What defines it is time. The milk and sugar cook slowly for hours, reducing to a thick, brown, almost caramelised cream, into which only then go the yolks, the butter and the cinnamon. It is that long cooking that gives it the deep, toasted-milk flavour that few other Portuguese queijadas have.
On Graciosa, the smallest and quietest island of the central group, it was for generations a sweet of the home, present at any feast or gathering under its old name of covilhete de leite.
- Milk
- Sugar
- Egg yolks
- Wheat flour
- Butter
- Cinnamon
- Salt
- Water
Contrast rules: a wafer-thin, crisp pastry rim around a silky, creamy filling. The long-cooked milk gives a deep sweetness, with notes of caramel and toasted milk, and the cinnamon rounds it off. Sweet, certainly, but carried by the bittersweet edge of the reduction so it never tires the palate.

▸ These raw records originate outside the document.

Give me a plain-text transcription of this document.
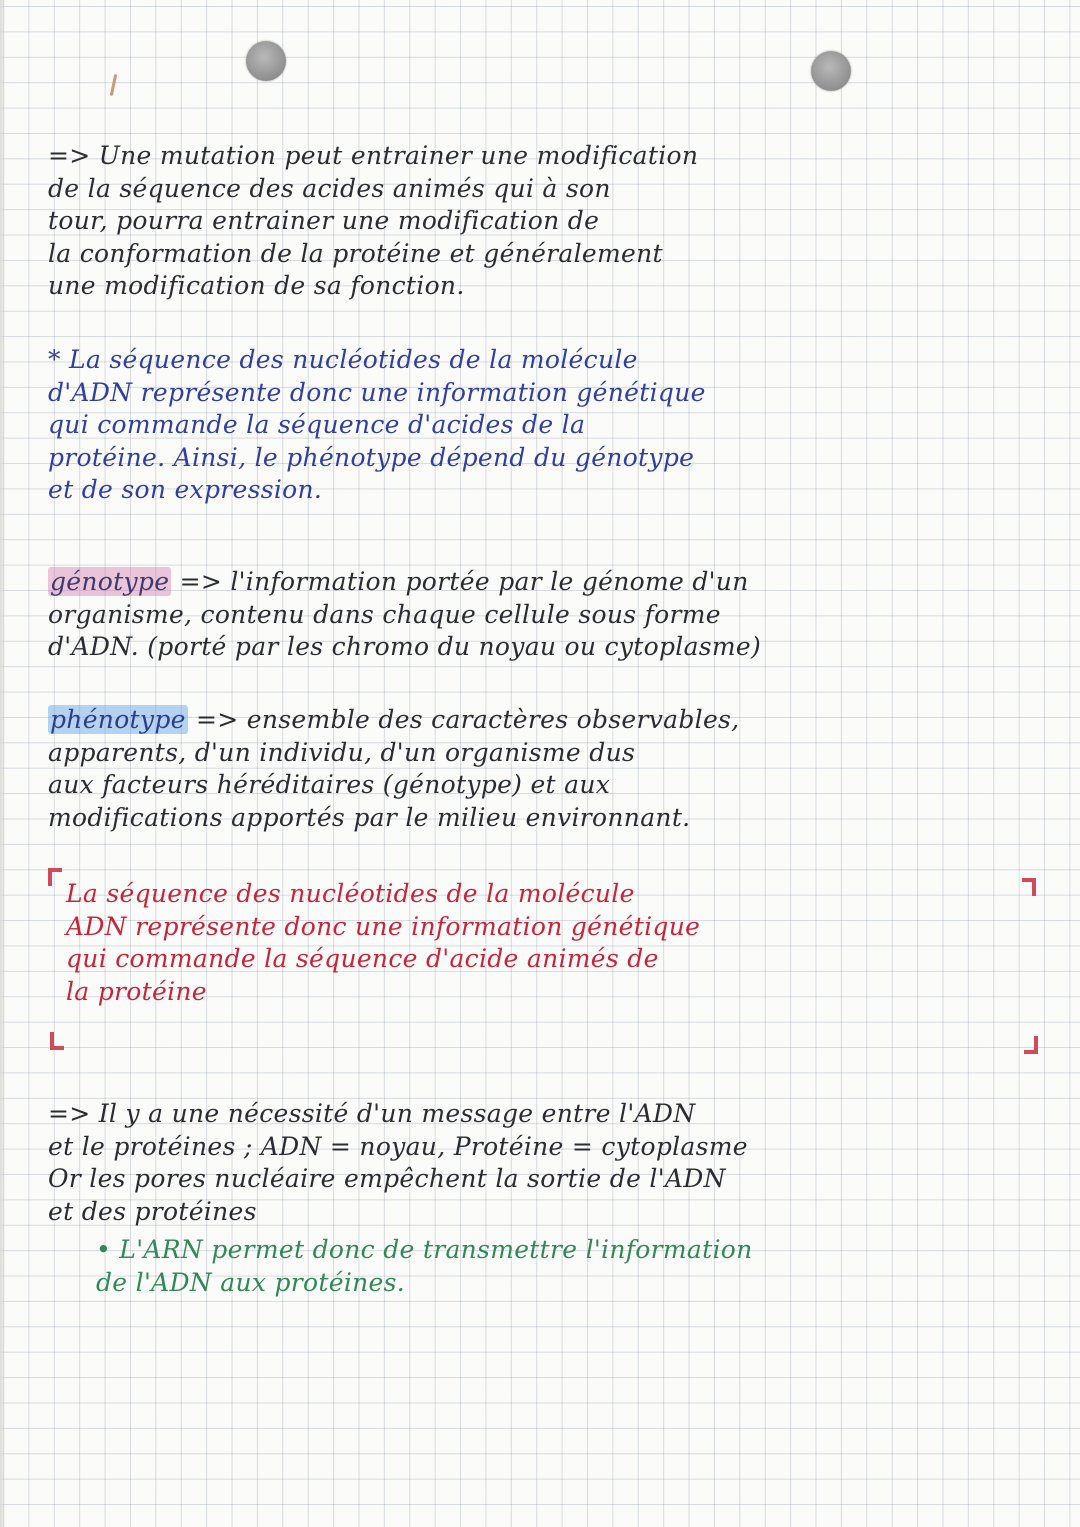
=> Une mutation peut entrainer une modification

de la séquence des acides animés qui à son

tour, pourra entrainer une modification de

la conformation de la protéine et généralement

une modification de sa fonction.

* La séquence des nucléotides de la molécule

d'ADN représente donc une information génétique

qui commande la séquence d'acides de la

protéine. Ainsi, le phénotype dépend du génotype

et de son expression.

génotype => l'information portée par le génome d'un

organisme, contenu dans chaque cellule sous forme

d'ADN. (porté par les chromo du noyau ou cytoplasme)

phénotype => ensemble des caractères observables,

apparents, d'un individu, d'un organisme dus

aux facteurs héréditaires (génotype) et aux

modifications apportés par le milieu environnant.

La séquence des nucléotides de la molécule

ADN représente donc une information génétique

qui commande la séquence d'acide animés de

la protéine

=> Il y a une nécessité d'un message entre l'ADN

et le protéines ; ADN = noyau, Protéine = cytoplasme

Or les pores nucléaire empêchent la sortie de l'ADN

et des protéines

• L'ARN permet donc de transmettre l'information

de l'ADN aux protéines.
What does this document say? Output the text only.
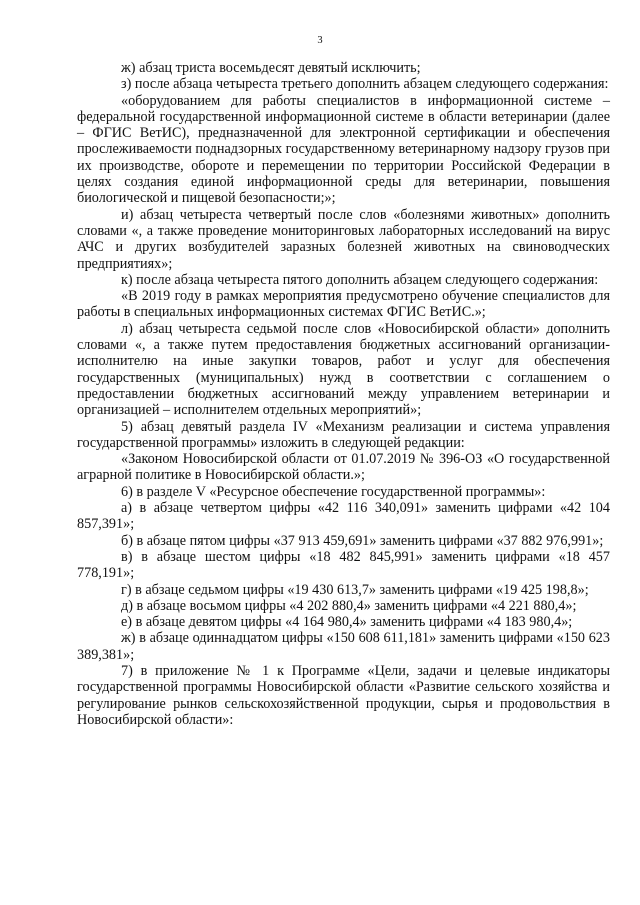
3

ж) абзац триста восемьдесят девятый исключить;

з) после абзаца четыреста третьего дополнить абзацем следующего содержания:

«оборудованием для работы специалистов в информационной системе – федеральной государственной информационной системе в области ветеринарии (далее – ФГИС ВетИС), предназначенной для электронной сертификации и обеспечения прослеживаемости поднадзорных государственному ветеринарному надзору грузов при их производстве, обороте и перемещении по территории Российской Федерации в целях создания единой информационной среды для ветеринарии, повышения биологической и пищевой безопасности;»;

и) абзац четыреста четвертый после слов «болезнями животных» дополнить словами «, а также проведение мониторинговых лабораторных исследований на вирус АЧС и других возбудителей заразных болезней животных на свиноводческих предприятиях»;

к) после абзаца четыреста пятого дополнить абзацем следующего содержания:

«В 2019 году в рамках мероприятия предусмотрено обучение специалистов для работы в специальных информационных системах ФГИС ВетИС.»;

л) абзац четыреста седьмой после слов «Новосибирской области» дополнить словами «, а также путем предоставления бюджетных ассигнований организации-исполнителю на иные закупки товаров, работ и услуг для обеспечения государственных (муниципальных) нужд в соответствии с соглашением о предоставлении бюджетных ассигнований между управлением ветеринарии и организацией – исполнителем отдельных мероприятий»;

5) абзац девятый раздела IV «Механизм реализации и система управления государственной программы» изложить в следующей редакции:

«Законом Новосибирской области от 01.07.2019 № 396-ОЗ «О государственной аграрной политике в Новосибирской области.»;

6) в разделе V «Ресурсное обеспечение государственной программы»:

а) в абзаце четвертом цифры «42 116 340,091» заменить цифрами «42 104 857,391»;

б) в абзаце пятом цифры «37 913 459,691» заменить цифрами «37 882 976,991»;

в) в абзаце шестом цифры «18 482 845,991» заменить цифрами «18 457 778,191»;

г) в абзаце седьмом цифры «19 430 613,7» заменить цифрами «19 425 198,8»;

д) в абзаце восьмом цифры «4 202 880,4» заменить цифрами «4 221 880,4»;

е) в абзаце девятом цифры «4 164 980,4» заменить цифрами «4 183 980,4»;

ж) в абзаце одиннадцатом цифры «150 608 611,181» заменить цифрами «150 623 389,381»;

7) в приложение № 1 к Программе «Цели, задачи и целевые индикаторы государственной программы Новосибирской области «Развитие сельского хозяйства и регулирование рынков сельскохозяйственной продукции, сырья и продовольствия в Новосибирской области»:
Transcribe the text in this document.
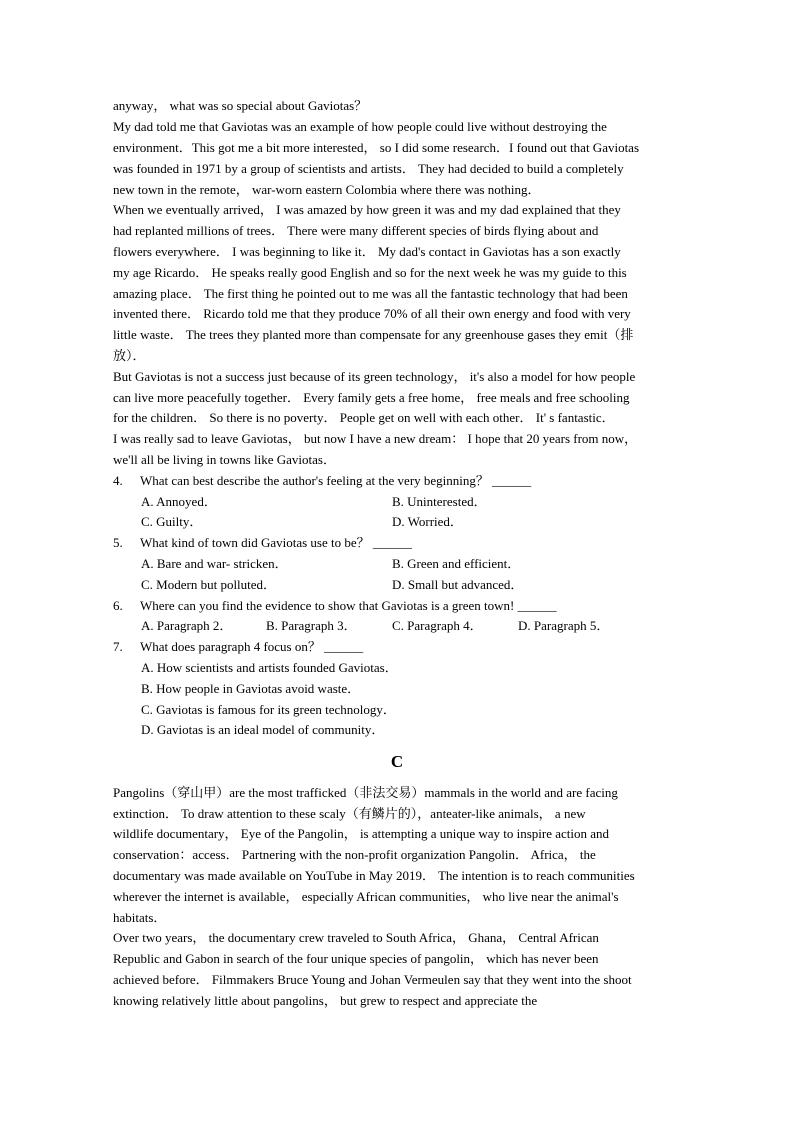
anyway， what was so special about Gaviotas？
My dad told me that Gaviotas was an example of how people could live without destroying the
environment．This got me a bit more interested， so I did some research．I found out that Gaviotas
was founded in 1971 by a group of scientists and artists． They had decided to build a completely
new town in the remote， war-worn eastern Colombia where there was nothing．
When we eventually arrived， I was amazed by how green it was and my dad explained that they
had replanted millions of trees． There were many different species of birds flying about and
flowers everywhere． I was beginning to like it． My dad's contact in Gaviotas has a son exactly
my age Ricardo． He speaks really good English and so for the next week he was my guide to this
amazing place． The first thing he pointed out to me was all the fantastic technology that had been
invented there． Ricardo told me that they produce 70% of all their own energy and food with very
little waste． The trees they planted more than compensate for any greenhouse gases they emit（排
放）．
But Gaviotas is not a success just because of its green technology， it's also a model for how people
can live more peacefully together． Every family gets a free home， free meals and free schooling
for the children． So there is no poverty． People get on well with each other． It' s fantastic．
I was really sad to leave Gaviotas， but now I have a new dream： I hope that 20 years from now，
we'll all be living in towns like Gaviotas．
4. What can best describe the author's feeling at the very beginning？ ______
A. Annoyed．	B. Uninterested．
C. Guilty．	D. Worried．
5. What kind of town did Gaviotas use to be？ ______
A. Bare and war- stricken．	B. Green and efficient．
C. Modern but polluted．	D. Small but advanced．
6. Where can you find the evidence to show that Gaviotas is a green town! ______
A. Paragraph 2．	B. Paragraph 3．	C. Paragraph 4．	D. Paragraph 5．
7. What does paragraph 4 focus on？ ______
A. How scientists and artists founded Gaviotas．
B. How people in Gaviotas avoid waste．
C. Gaviotas is famous for its green technology．
D. Gaviotas is an ideal model of community．
C
Pangolins（穿山甲）are the most trafficked（非法交易）mammals in the world and are facing
extinction． To draw attention to these scaly（有鳞片的），anteater-like animals， a new
wildlife documentary， Eye of the Pangolin， is attempting a unique way to inspire action and
conservation：access． Partnering with the non-profit organization Pangolin． Africa， the
documentary was made available on YouTube in May 2019． The intention is to reach communities
wherever the internet is available， especially African communities， who live near the animal's
habitats．
Over two years， the documentary crew traveled to South Africa， Ghana， Central African
Republic and Gabon in search of the four unique species of pangolin， which has never been
achieved before． Filmmakers Bruce Young and Johan Vermeulen say that they went into the shoot
knowing relatively little about pangolins， but grew to respect and appreciate the
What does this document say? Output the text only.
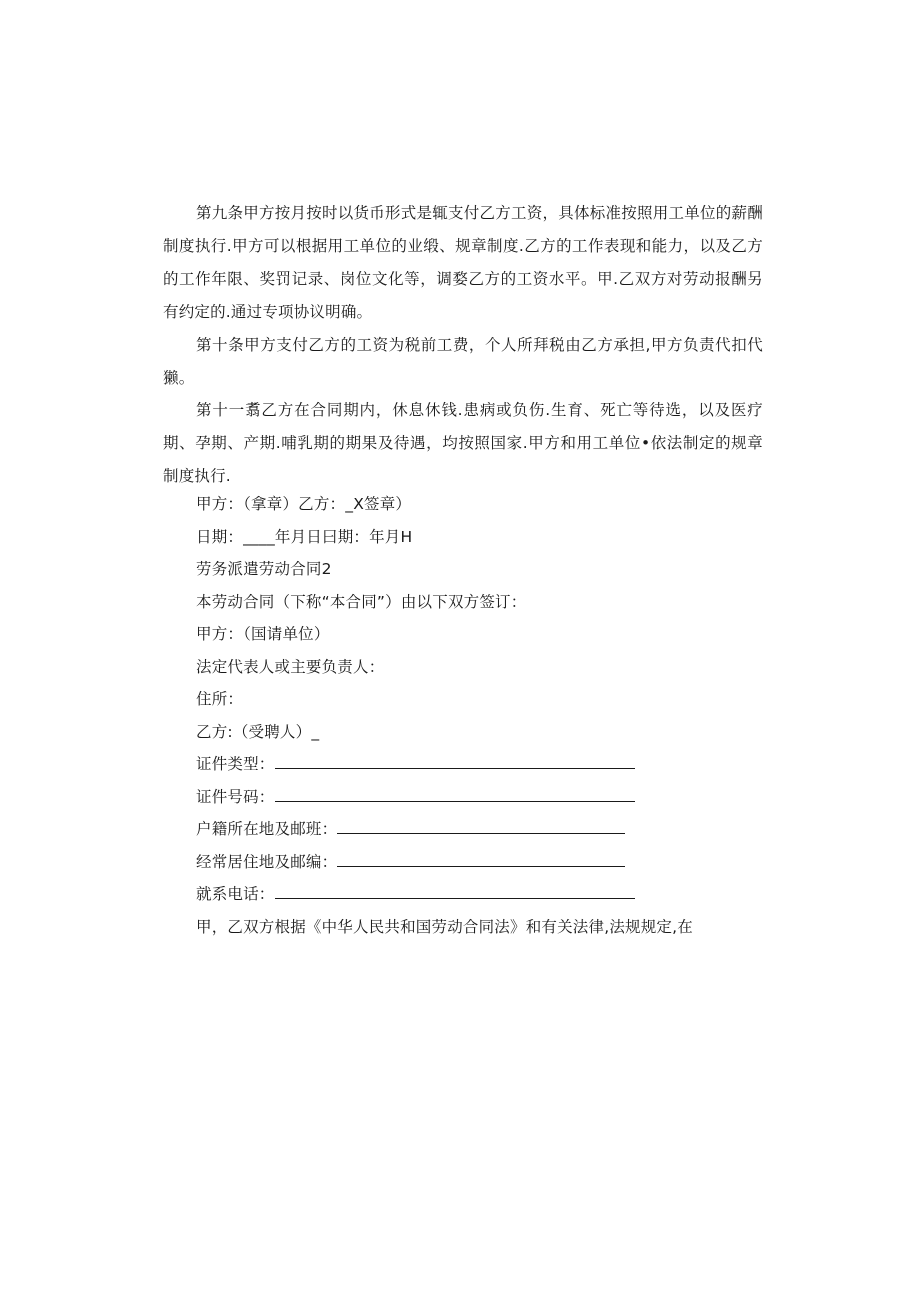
第九条甲方按月按时以货币形式是辄支付乙方工资，具体标准按照用工单位的薪酬制度执行.甲方可以根据用工单位的业缎、规章制度.乙方的工作表现和能力，以及乙方的工作年限、奖罚记录、岗位文化等，调婺乙方的工资水平。甲.乙双方对劳动报酬另有约定的.通过专项协议明确。

第十条甲方支付乙方的工资为税前工费，个人所拜税由乙方承担,甲方负责代扣代獭。

第十一翥乙方在合同期内，休息休钱.患病或负伤.生育、死亡等待选，以及医疗期、孕期、产期.哺乳期的期果及待遇，均按照国家.甲方和用工单位•依法制定的规章制度执行.

甲方：（拿章）乙方：_X签章）

日期：____年月日曰期：年月H

劳务派遣劳动合同2

本劳动合同（下称“本合同”）由以下双方签订：

甲方：（国请单位）

法定代表人或主要负责人：

住所：

乙方:（受聘人）_

证件类型：

证件号码：

户籍所在地及邮班：

经常居住地及邮编：

就系电话：

甲，乙双方根据《中华人民共和国劳动合同法》和有关法律,法规规定,在
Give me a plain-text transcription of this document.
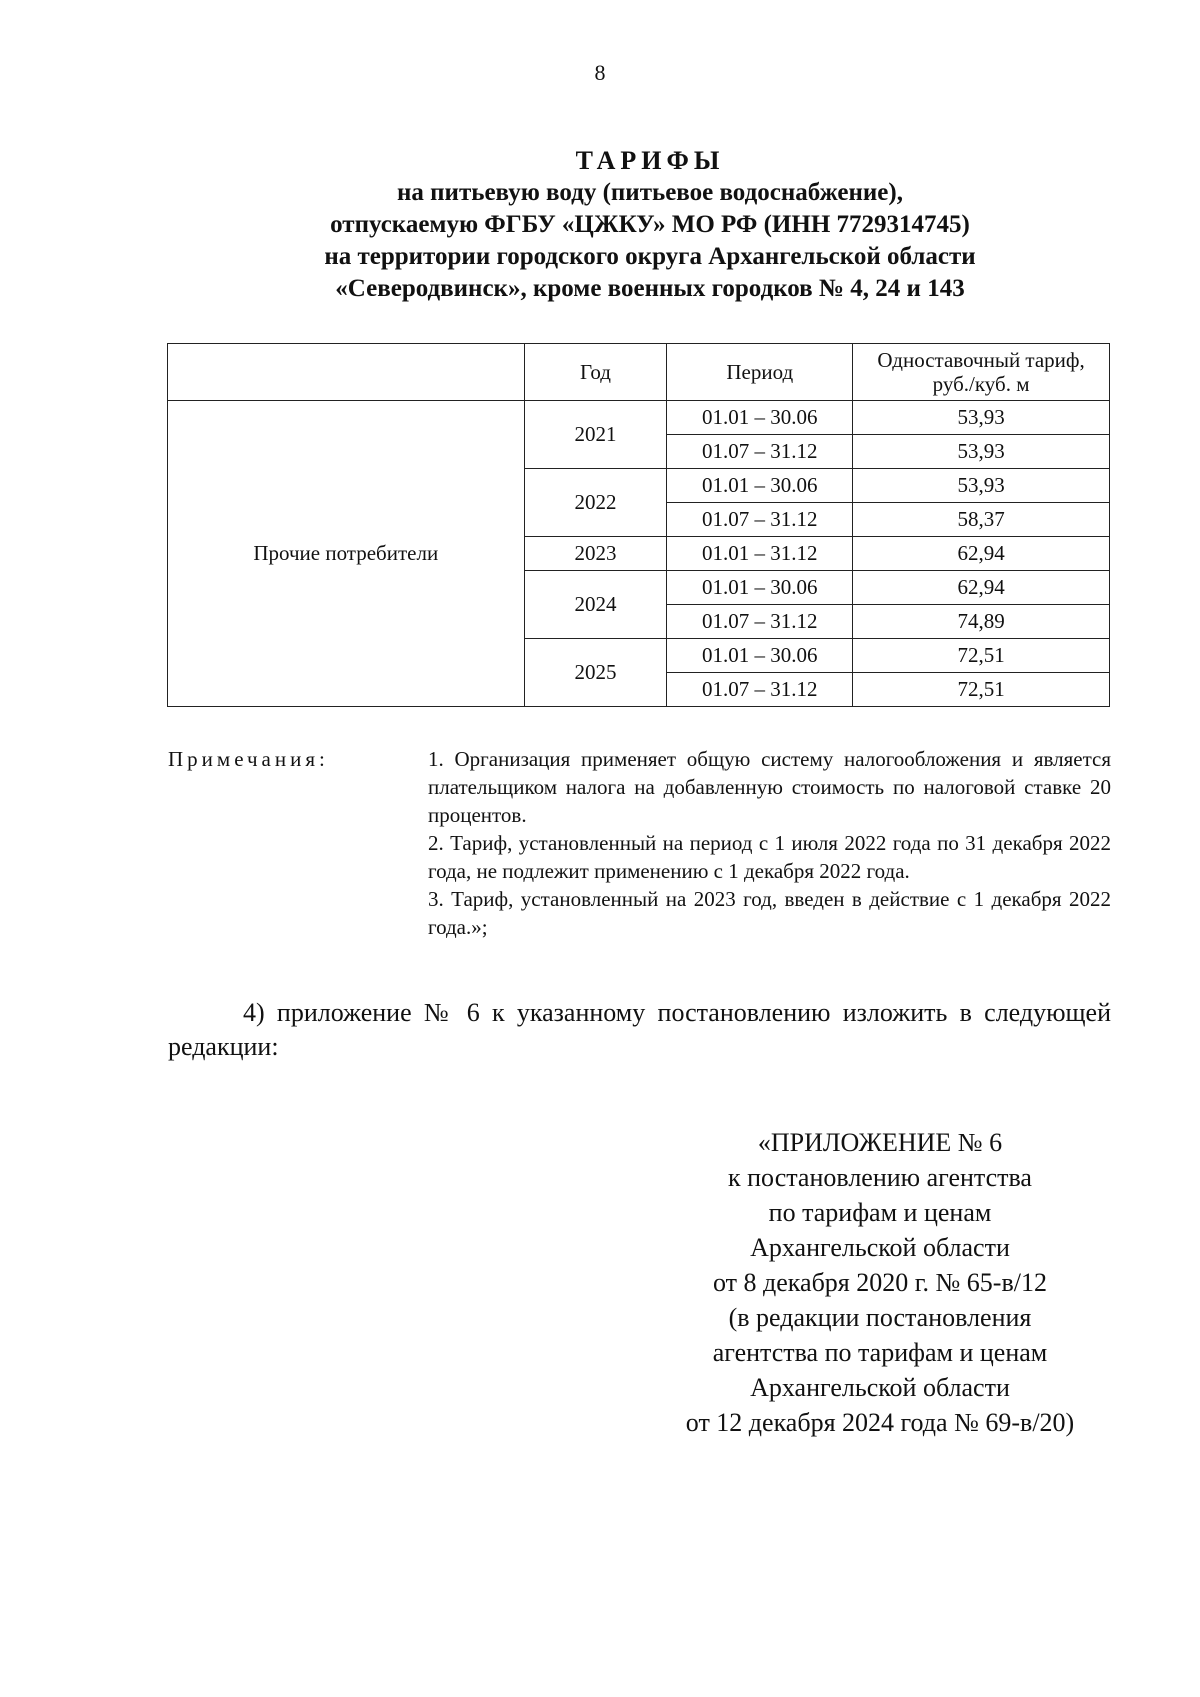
8
ТАРИФЫ
на питьевую воду (питьевое водоснабжение),
отпускаемую ФГБУ «ЦЖКУ» МО РФ (ИНН 7729314745)
на территории городского округа Архангельской области
«Северодвинск», кроме военных городков № 4, 24 и 143
	Год	Период	Одноставочный тариф,
руб./куб. м

Прочие потребители	2021	01.01 – 30.06	53,93
		01.07 – 31.12	53,93
	2022	01.01 – 30.06	53,93
		01.07 – 31.12	58,37
	2023	01.01 – 31.12	62,94
	2024	01.01 – 30.06	62,94
		01.07 – 31.12	74,89
	2025	01.01 – 30.06	72,51
		01.07 – 31.12	72,51
Примечания:	1. Организация применяет общую систему налогообложения и является плательщиком налога на добавленную стоимость по налоговой ставке 20 процентов.

2. Тариф, установленный на период с 1 июля 2022 года по 31 декабря 2022 года, не подлежит применению с 1 декабря 2022 года.

3. Тариф, установленный на 2023 год, введен в действие с 1 декабря 2022 года.»;

4) приложение № 6 к указанному постановлению изложить в следующей редакции:
«ПРИЛОЖЕНИЕ № 6
к постановлению агентства
по тарифам и ценам
Архангельской области
от 8 декабря 2020 г. № 65-в/12
(в редакции постановления
агентства по тарифам и ценам
Архангельской области
от 12 декабря 2024 года № 69-в/20)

Graciosa's queijada belongs to a wide family of Azorean milk-and-egg queijadas that, despite the name, contain no cheese. The best known is the queijada da Vila, from Vila Franca do Campo on São Miguel, of convent origin and even tinier. On Terceira the more celebrated sweet is instead the queijada Dona Amélia, of a different school, made with cane molasses, spices and raisins. Each island guards its own setting point, pastry and dose of cinnamon, and Graciosa's stands out for the especially long cooking of the milk.
The real thing is made only on Graciosa, above all in Vila da Praia, from where boxes travel to the rest of the archipelago and to homesick emigrants abroad. On the island they are bought by the dozen, impeccably fresh; off it, look for the packs bearing the Marca Açores seal. The tell-tale signs are the thin, crisp pastry and the golden-amber filling, never the pale yellow of a plain egg custard.
It calls for a strong coffee or an espresso to cut the sweetness. On Graciosa it is even better with a small glass of the island's vinho de cheiro or a home-made liqueur, at the slack end of an afternoon.
Before it was a brand and a small factory, the queijada da Graciosa was the knowledge of home kitchens, mastered by countless island housewives and known as covilhete de leite, present at feasts and family gatherings. The recipe, with its secret of judging the milk's setting point, passed from one generation to the next.
From those family kitchens it crossed into commerce through Maria de Jesus Félix, who began selling the sweet around 1991 and, in 2003, secured the Queijadas da Graciosa trademark from Portugal's industrial-property institute. In March 2015 they became the first product to receive the Marca Açores seal, the crowning of a sweet that still leaves the workshop by the thousand each day, from a production that remains essentially artisanal and family-run.